SAML SSO also offers other benefits in addition to an enhanced user experience. It improves productivity for both the user and the Help Desk. Users do not need to waste time logging into multiple web applications with a unique set of credentials for each one. Consequently, they do not inundate the Help Desk with password reset requests, freeing the service team to attend to other service-related issues.

In addition to increased user satisfaction and improved productivity, SAML SSO also helps reduce costs. For example, Help Desks need to manage fewer calls. Instead of building a local authentication implementation for their solution, they can subscribe to an identity provider, reducing the labor costs of building and maintaining it internally.

OAuth and SAML are both protocols we use for allowing access. However, the primary difference between the two is that we use SAML for authentication and OAuth for authorization.

If we revisit the airline analogy, the passenger's ID is the SAML assertion, and the ticket the OAuth token. The airline uses the ID to verify the passenger’s identity before allowing them to board the aircraft. However, once the passengers are on the plane, the flight attendants use the ticket to confirm the passengers' status and entitlement. For example, they may have a first-class ticket giving them access to seats and amenities not accessible by passengers in economy.

SAML uses a claims-based authentication workflow. First, when a user tries to access a site, the service provider asks the identity provider to authenticate the user. Then, the service provider uses the SAML assertion issued by the identity provider to grant the user access. Let's illustrate the workflow with an example.
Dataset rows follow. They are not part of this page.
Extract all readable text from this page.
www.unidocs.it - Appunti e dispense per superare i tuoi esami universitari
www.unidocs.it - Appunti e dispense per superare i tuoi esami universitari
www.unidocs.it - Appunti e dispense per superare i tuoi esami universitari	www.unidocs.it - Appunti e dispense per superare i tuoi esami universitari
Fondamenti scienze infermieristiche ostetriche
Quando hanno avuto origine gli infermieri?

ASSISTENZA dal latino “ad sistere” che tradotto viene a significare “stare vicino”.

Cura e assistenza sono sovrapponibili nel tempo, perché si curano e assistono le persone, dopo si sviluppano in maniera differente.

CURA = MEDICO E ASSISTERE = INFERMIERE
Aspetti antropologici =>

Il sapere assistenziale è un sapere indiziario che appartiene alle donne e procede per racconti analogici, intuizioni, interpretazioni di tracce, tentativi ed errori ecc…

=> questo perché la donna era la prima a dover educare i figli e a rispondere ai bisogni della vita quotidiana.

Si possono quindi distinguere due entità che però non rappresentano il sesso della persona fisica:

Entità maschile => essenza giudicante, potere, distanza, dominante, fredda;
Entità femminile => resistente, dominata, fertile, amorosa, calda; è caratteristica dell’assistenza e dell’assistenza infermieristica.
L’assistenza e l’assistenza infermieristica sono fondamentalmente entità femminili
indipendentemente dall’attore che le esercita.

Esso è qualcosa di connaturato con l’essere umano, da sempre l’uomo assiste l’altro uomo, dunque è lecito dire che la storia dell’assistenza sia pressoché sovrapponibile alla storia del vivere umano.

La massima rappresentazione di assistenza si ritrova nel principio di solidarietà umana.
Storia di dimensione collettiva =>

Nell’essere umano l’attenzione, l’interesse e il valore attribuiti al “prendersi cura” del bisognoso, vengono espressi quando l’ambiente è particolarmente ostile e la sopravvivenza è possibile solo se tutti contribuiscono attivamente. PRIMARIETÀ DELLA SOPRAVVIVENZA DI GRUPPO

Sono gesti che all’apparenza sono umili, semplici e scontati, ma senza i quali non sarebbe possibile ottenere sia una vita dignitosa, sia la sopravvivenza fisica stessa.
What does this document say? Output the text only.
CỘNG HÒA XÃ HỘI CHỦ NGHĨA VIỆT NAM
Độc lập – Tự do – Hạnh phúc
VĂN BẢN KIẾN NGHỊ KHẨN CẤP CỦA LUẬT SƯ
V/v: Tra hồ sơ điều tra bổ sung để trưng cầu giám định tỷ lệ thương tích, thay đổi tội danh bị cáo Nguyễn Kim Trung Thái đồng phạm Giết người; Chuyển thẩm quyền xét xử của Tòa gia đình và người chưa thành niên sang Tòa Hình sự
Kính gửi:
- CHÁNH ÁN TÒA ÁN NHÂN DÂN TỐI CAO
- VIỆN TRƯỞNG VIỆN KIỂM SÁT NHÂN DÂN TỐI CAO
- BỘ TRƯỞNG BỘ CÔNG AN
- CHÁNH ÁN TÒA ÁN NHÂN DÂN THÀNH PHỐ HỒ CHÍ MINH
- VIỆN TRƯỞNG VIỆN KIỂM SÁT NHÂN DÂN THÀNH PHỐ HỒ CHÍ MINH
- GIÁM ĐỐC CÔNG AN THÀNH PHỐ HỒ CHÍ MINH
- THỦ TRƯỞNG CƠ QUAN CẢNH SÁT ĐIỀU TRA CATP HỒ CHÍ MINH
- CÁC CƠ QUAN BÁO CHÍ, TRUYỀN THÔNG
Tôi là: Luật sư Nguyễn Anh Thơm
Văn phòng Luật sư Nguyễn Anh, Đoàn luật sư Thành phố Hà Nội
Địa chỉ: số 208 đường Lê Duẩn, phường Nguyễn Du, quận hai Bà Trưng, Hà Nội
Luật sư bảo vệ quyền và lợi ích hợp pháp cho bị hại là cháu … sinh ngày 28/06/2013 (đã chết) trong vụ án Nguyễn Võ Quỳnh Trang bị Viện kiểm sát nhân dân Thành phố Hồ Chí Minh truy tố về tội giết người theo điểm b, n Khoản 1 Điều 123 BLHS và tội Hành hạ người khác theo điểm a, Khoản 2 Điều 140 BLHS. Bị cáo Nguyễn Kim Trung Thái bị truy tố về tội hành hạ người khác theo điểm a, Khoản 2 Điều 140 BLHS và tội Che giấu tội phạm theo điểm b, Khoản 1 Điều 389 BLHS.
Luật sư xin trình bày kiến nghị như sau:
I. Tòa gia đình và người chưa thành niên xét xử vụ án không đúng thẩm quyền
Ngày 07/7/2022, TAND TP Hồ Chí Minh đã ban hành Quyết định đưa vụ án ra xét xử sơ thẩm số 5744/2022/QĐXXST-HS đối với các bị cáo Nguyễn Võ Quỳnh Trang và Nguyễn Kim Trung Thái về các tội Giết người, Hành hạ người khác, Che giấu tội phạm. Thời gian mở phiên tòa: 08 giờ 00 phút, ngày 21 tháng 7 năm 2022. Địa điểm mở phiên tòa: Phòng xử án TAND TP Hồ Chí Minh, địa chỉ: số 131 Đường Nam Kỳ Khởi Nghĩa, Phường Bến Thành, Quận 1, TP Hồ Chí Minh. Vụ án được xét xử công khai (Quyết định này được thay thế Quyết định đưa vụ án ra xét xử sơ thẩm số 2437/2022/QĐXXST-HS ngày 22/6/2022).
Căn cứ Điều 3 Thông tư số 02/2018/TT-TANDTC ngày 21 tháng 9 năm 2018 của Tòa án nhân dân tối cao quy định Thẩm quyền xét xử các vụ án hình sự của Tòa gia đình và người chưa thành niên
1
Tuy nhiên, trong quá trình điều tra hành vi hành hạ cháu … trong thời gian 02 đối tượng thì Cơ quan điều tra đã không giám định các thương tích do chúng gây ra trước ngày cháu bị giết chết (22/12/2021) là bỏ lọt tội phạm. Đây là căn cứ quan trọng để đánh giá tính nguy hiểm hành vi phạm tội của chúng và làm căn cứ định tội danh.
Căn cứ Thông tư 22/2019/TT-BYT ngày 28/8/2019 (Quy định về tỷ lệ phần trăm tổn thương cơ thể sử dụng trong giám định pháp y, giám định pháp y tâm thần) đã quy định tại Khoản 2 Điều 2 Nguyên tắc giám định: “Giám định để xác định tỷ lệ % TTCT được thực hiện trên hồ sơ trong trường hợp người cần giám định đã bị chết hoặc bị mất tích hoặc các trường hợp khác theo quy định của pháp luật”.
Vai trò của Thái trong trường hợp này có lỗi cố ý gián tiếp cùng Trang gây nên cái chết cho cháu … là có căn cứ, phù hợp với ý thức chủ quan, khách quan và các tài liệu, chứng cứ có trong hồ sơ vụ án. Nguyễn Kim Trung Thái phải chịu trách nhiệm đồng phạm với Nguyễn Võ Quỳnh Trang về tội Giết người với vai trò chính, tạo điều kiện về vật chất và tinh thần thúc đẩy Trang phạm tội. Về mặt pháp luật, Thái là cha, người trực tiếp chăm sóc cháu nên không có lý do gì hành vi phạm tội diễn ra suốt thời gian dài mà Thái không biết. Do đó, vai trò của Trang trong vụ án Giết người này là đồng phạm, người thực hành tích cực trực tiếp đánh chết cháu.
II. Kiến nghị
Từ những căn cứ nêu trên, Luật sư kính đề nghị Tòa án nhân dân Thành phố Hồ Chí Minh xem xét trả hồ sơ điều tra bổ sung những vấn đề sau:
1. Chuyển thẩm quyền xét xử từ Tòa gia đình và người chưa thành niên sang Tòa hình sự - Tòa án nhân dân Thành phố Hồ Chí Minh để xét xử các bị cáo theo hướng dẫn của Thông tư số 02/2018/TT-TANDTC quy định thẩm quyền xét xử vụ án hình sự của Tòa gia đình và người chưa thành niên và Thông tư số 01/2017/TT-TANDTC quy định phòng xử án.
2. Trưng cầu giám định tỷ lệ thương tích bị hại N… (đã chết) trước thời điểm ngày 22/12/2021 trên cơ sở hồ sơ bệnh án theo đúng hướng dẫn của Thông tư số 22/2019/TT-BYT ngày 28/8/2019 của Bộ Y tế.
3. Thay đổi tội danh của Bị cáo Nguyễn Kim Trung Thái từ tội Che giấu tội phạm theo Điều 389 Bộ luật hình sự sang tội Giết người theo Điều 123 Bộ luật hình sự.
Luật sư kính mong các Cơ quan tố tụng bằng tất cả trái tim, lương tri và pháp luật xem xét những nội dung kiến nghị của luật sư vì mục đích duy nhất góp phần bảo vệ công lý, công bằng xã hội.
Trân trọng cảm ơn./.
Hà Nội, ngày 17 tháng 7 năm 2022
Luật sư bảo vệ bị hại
1. The user opens their browser and navigates to the service provider's web application, which uses an identity provider for authentication.
2. The web application responds with a SAML request.
3. The browser passes SAML request to the identity provider.
4. The identity provider parses the SAML request.
5. The identity provider authenticates the user by prompting for a username and password or some other authentication factor. NOTE: The identity provider will skip this step if the user is already authenticated.
6. The identity provider generates the SAML response and returns it to the user's browser.
7. The browser sends the generated SAML response to the service provider's web application which verifies it.
8. If the verification succeeds, the web application grants the user access.

OneLogin offers several SAML toolkits developers can use to enable SSO for their app via an identity provider that offers SAML authentication. In addition, it provides resources on how to add your app to the OneLogin catalog, code your app to provide your users with SSO via OneLogin, as well as helpful best practices and FAQs.

The OneLogin SAML Toolkit also offers online tools at https://www.samltool.com. For example, you can obtain a self-signed X.509 certificate you can use in a test environment. In addition, since SAML uses the Base64 encoding algorithm, the OneLogin toolkit resources offer an online service where you can encode and decode XML to Base64 and vice versa. The toolkit also supplies resources for encrypting nodes from XML, signing AuthNRequests, and validating your XML against the SAML XSD schema.

In addition to the certificate support and XML encoding, decoding, signing, and validation services, the OneLogin SAML online tools also provide other helpful development resources. For example, you can build the XML metadata of a SAML identity provider. It also provides a tool that extracts the NameID and other relevant attributes from the assertion of a SAML response. Finally, the OneLogin SAML online tools also offer a service that converts an XML or SAML message into a human-readable format.